The son in The Road, known only as "The Boy," is similarly angelic. McCarthy's novel is even bleaker than The Walking Dead. It presents a vision of a world after some unnamed calamity has blocked out the sun, causing the earth to grow colder and killing all plant life. The surviving humans have eaten all the animals, and the people left survive by eating each other, except for the hero, The Man, and his son, The Boy. The Boy's mother took her own life out of desperation. The Man and The Boy walk the burned-out highways in total isolation, eating whatever canned food they can scavenge, and keeping away from the roving gangs of killers. McCarthy is masterful in his depiction of the love between the two, and the writing (although easy to parody) is extraordinarily evocative. (A movie version, starring Viggo Mortensen and Charlize Theron, is not nearly as compelling as the book.) But for anyone who's ever spent any time around an actual kid, The Boy is shockingly compliant. He never whines and virtually never complains. The word he uses most often is "OK." He's actually quite a good conversationalist, though, asking The Man interesting questions, such as, "If you're on the lookout all the time does that mean you're scared all the time?" He disobeys his father only once that I recall, when he refuses to flee on his own from some bad guys so that his father can distract them and sacrifice himself. Is facing the end of humanity and living under a freezing cloud all the time a fair trade for having an utterly attentive, perfectly behaved kid? Hmmm... it's a tough choice. The bad news is: No one's making me the offer.
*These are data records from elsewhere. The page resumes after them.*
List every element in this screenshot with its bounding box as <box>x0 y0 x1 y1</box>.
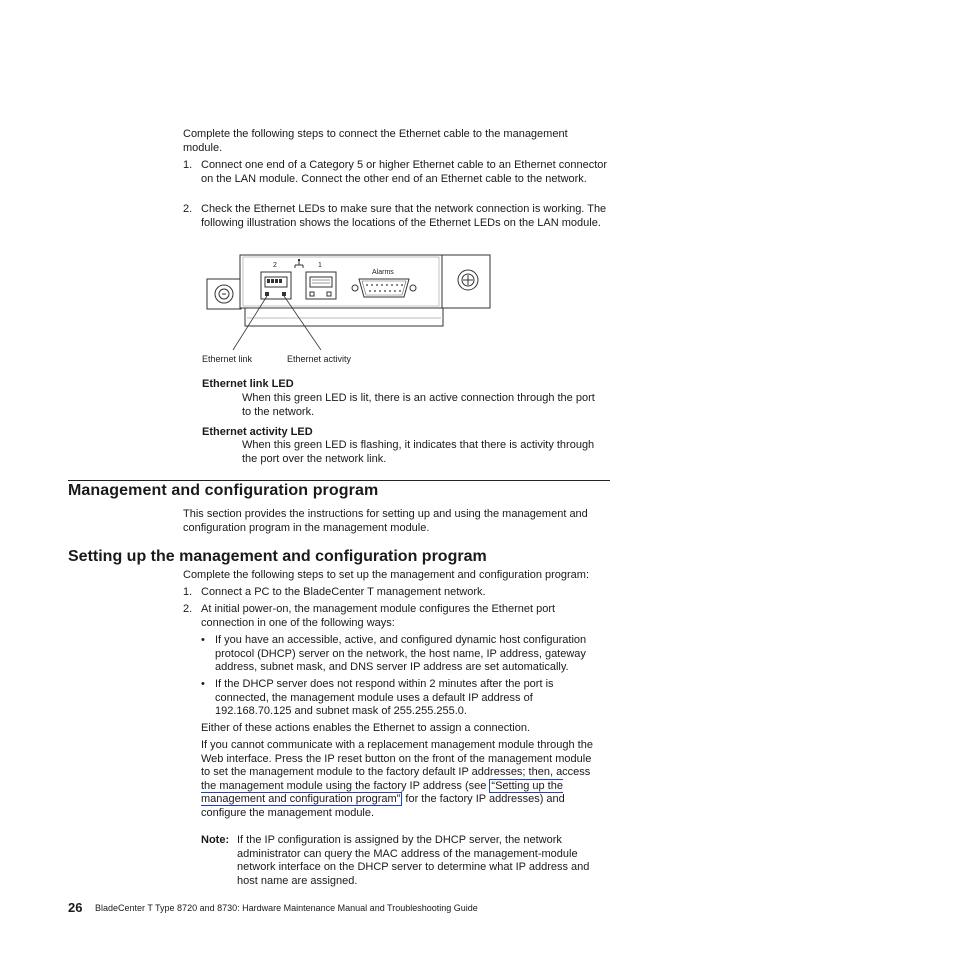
note-text: If the IP configuration is assigned by the DHCP server, the network administrator can query the MAC address of the management-module network interface on the DHCP server to determine what IP address and host name are assigned. <box>237 834 590 887</box>
step-text: At initial power-on, the management module configures the Ethernet port connection in one of the following ways: <box>201 603 556 629</box>
footer-title: BladeCenter T Type 8720 and 8730: Hardware Maintenance Manual and Troubleshooting Guide <box>95 903 478 913</box>
def-term: Ethernet link LED <box>202 378 294 390</box>
bullet-icon: • <box>201 678 205 690</box>
module-rail <box>245 308 443 326</box>
cannot-text-post: for the factory IP addresses) and configure the management module. <box>201 793 565 819</box>
ethernet-activity-label: Ethernet activity <box>287 354 352 364</box>
ethernet-link-led <box>265 292 269 296</box>
step-item <box>183 603 608 630</box>
def-term: Ethernet activity LED <box>202 426 313 438</box>
either-paragraph: Either of these actions enables the Ethernet to assign a connection. <box>201 722 530 734</box>
step-number: 1. <box>183 159 193 171</box>
step-text: Connect one end of a Category 5 or higher Ethernet cable to an Ethernet connector on the LAN module. Connect the other end of an Ethernet cable to the network. <box>201 159 608 185</box>
ethernet-link-label: Ethernet link <box>202 354 253 364</box>
def-desc: When this green LED is lit, there is an active connection through the port to the network. <box>242 392 595 418</box>
section-rule <box>68 480 610 481</box>
bullet-item <box>201 678 586 719</box>
bullet-item <box>201 634 611 675</box>
step-item <box>183 586 608 600</box>
cannot-text-pre: If you cannot communicate with a replacement management module through the Web interface. Press the IP reset button on the front of the management module to set the management module to the factory default IP addresses; then, access the management module using the factory IP address (see <box>201 739 593 792</box>
ethernet-activity-led <box>282 292 286 296</box>
subsection-heading: Setting up the management and configuration program <box>68 548 487 565</box>
cannot-paragraph <box>201 739 596 821</box>
alarms-label: Alarms <box>372 269 394 276</box>
step-item <box>183 159 608 186</box>
section-heading: Management and configuration program <box>68 482 379 499</box>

In all seriousness, though, I got into The Road the minute I read the first line: "When he woke in the woods in the dark and the cold of night he'd reach out to touch the child sleeping beside him." Both The Walking Dead and The Road paint pictures of a world that feels to me like a metaphor for the lives of parents and their children with autism: Walking along together, searching for food (therapies that help and a cure) in unlikely places, and drawing the energy to go on and a feeling of grace from our love for each other. As the father thinks to himself in The Road: "He knew only that the child was his warrant. He said: If he is not the word of God God never spoke."
Who are the zombies and cannibals in my families-with-autism metaphor? They are the special-education bureaucrats who make most of our lives much more miserable than they need to be, and the cold strangers who give our kids fish eyes whenever their public behavior seems odd.
So I'll re-read The Road every now and then and will be looking forward to every episode of The Walking Dead, living vicariously through the dedicated parents and envying them their calm, relaxed kids.